An unusually high volume of data being transferred in the outbound direction as reported by proxy logs can be an indication of exfiltration of data over the HTTP protocol.

This use case recipe identifies HTTP host domains to which HTTP requests containing unusually high data volume are sent, and clients that generate these anomalous requests.

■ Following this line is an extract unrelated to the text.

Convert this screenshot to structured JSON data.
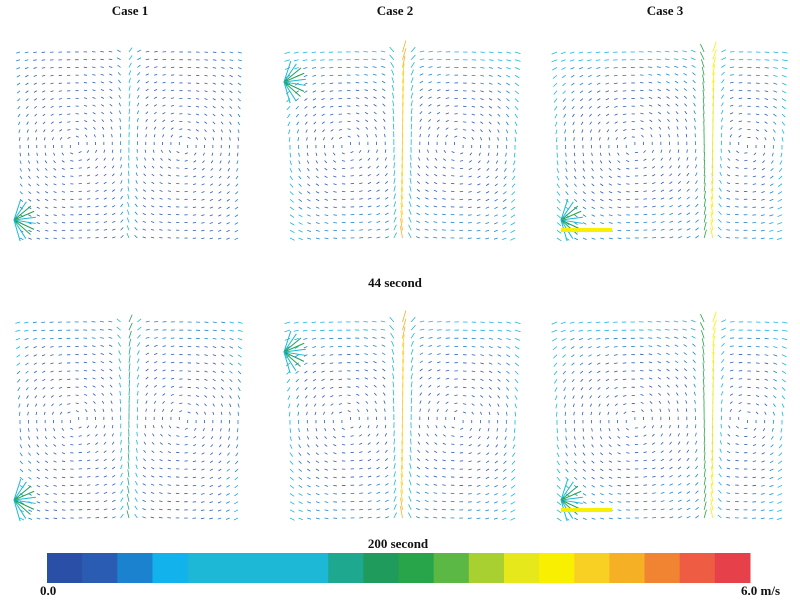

This use case recipe is provided as a basic example of how automated anomaly detection can be used to detect HTTP Data Exfiltration. Other recipes, based upon alternative or more complex approaches, may produce more effective detection results.

Use Case Type
Elementary Attack Behavior (EAB) - This use case detects anomalies associated with elementary attack behaviors. Each detected anomaly is assigned a normalized Anomaly Score, and is annotated with values of other fields in the data that have statistical influence on the anomaly. Elementary attack behaviors that share common statistical Influencers are often related to a common attack progression.

Use Case Data Source
Web proxy logs, firewall logs, or similar data containing logs of HTTP requests which include the number of bytes transferred in the outbound direction and the destination HTTP host domain of the transaction.

Use Case Recipe

  • For: All outbound HTTP requests (optionally filtered for allowed requests)
  • Model: Sum of outbound bytes contained in HTTP requests
  • Detect: Unusually high sum of bytes
  • Compared to: Population of all host domains in HTTP requests
  • Partition by: Source system initiating the HTTP requests
  • Exclude: Domains that occur frequently in the analysis
  • Duration: Run analysis on HTTP queries from period of 2 weeks or longer
  • Related recipes: Run this EAB use case by itself, or along with other data exfiltration EAB's
  • Results: Influencer clients are likely sources of HTTP exfiltration activity

Input Features and Candidate Influencers

Required field (or similar)Description Example
HTTP_host HTTP host name usually contained within the HTTP request header host field
client A unique identifier for the client system initiating the analyzed HTTP requests (could be src_ip,, etc.), mikep, ent.eng.mbp.mikep
bytes_out Size of outbound request in bytes 983764

Example Elasticsearch Index Patterns

  • bluecoat-*
  • squid-*
  • packetbeat-*
  • pan_traffic-*
  • cef-*

Example Elasticsearch Query

  • query: { "term": { "direction": { "value": "bytes_out" } } }
  • query_delay: 60s
  • frequency: 150s
  • scroll_size: 1000

Machine Learning Analysis / Detector Config

  • Detector(s): high_sum(bytes_out) over HTTP_host partitionfield=client exclude_frequent=allv
  • Bucketspan: 5m
  • Influencer(s): HTTP_host, client


  • The partitionfield=client clause is optional for this analysis
  • The exclude_frequent directive is used to focus the analysis on less-common domains

Recipe ID: PXY-EAB11

Revision: v0.5

Last updated: 5/17/2017